Ziad Farhoud, expert du secteur des jeux d’argent, accompagnant des opérateurs au Maroc et en Europe: «La régulation est une question de souveraineté économique, de justice fiscale, et de santé publique. Et cela mérite une approche méthodique, ancrée dans la réalité nationale, portée par une vision d’intérêt général» (Ph. ZF)

– L’Economiste: Le Maroc fait-il face à un problème d’addiction aux jeux d’argent?
– Ziad Farhoud: Comme partout ailleurs, certaines personnes ont du mal à se contrôler. Le jeu excessif ne connaît pas de frontières. Ce qui est préoccupant au Maroc, c’est l’absence de système structuré de repérage, d’alerte ou d’accompagnement. La régulation permettrait justement de limiter les excès : par l’imposition de limites de mise, par l’identification des profils à risque, par des outils d’auto-exclusion, et surtout par la mise en place d’un filet social. Aujourd’hui, les joueurs en difficulté sont seuls et souvent prisonniers de leur honte.

– Peut-on dresser une typologie quoi que partielle des opérateurs de jeux d’argent?
– Je préfère ne pas citer de noms, afin de ne pas faire de publicité à des sites dont l’activité est illégale au regard du droit marocain. On parle toutefois de plateformes très connues, mais aussi de nombreuses marques obscures, qui changent régulièrement de nom, de propriétaire, et s’installent dans les pays sans régulation. Leur point commun ? Aucune règle, aucune taxe reversée, ni au Maroc ni ailleurs, et surtout aucune garantie et protection pour les joueurs.
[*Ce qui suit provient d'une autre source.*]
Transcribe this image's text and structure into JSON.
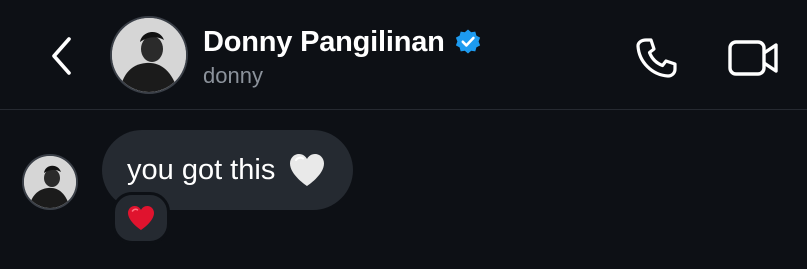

– En quoi ces jeux représentent-ils un danger pour l’économie marocaine?
– Ils organisent une véritable fuite de capitaux. Les mises effectuées par les joueurs marocains sont captées à l’étranger, sans aucun retour pour l’économie locale. Pire encore : ils alimentent une économie grise, voire noire, surtout lorsqu’ils s’appuient sur des systèmes de rechargement en espèces.
Ils ne contribuent ni à la fiscalité, ni à l’emploi, ni à la prévention des risques. Leur impact est donc doublement négatif. Et en cas de litige, les joueurs n’ont aucun recours. C’est le Far West numérique.
– Comment mieux protéger les joueurs à risque?
– Heureusement, pour la majorité des joueurs, les jeux d’argent restent un loisir encadré, pratiqué de manière responsable et en adéquation avec leurs moyens. Mais certains profils sont plus vulnérables, en particulier les jeunes, les personnes isolées, ou celles confrontées à des difficultés personnelles ou financières, et il est impératif de les protéger.
La seule réponse durable passe par la régulation. Tant que les opérateurs évoluent dans des zones grises ou hors-sol, aucune obligation ne peut leur être imposée, ni en matière de responsabilité sociale, ni de protection des publics sensibles.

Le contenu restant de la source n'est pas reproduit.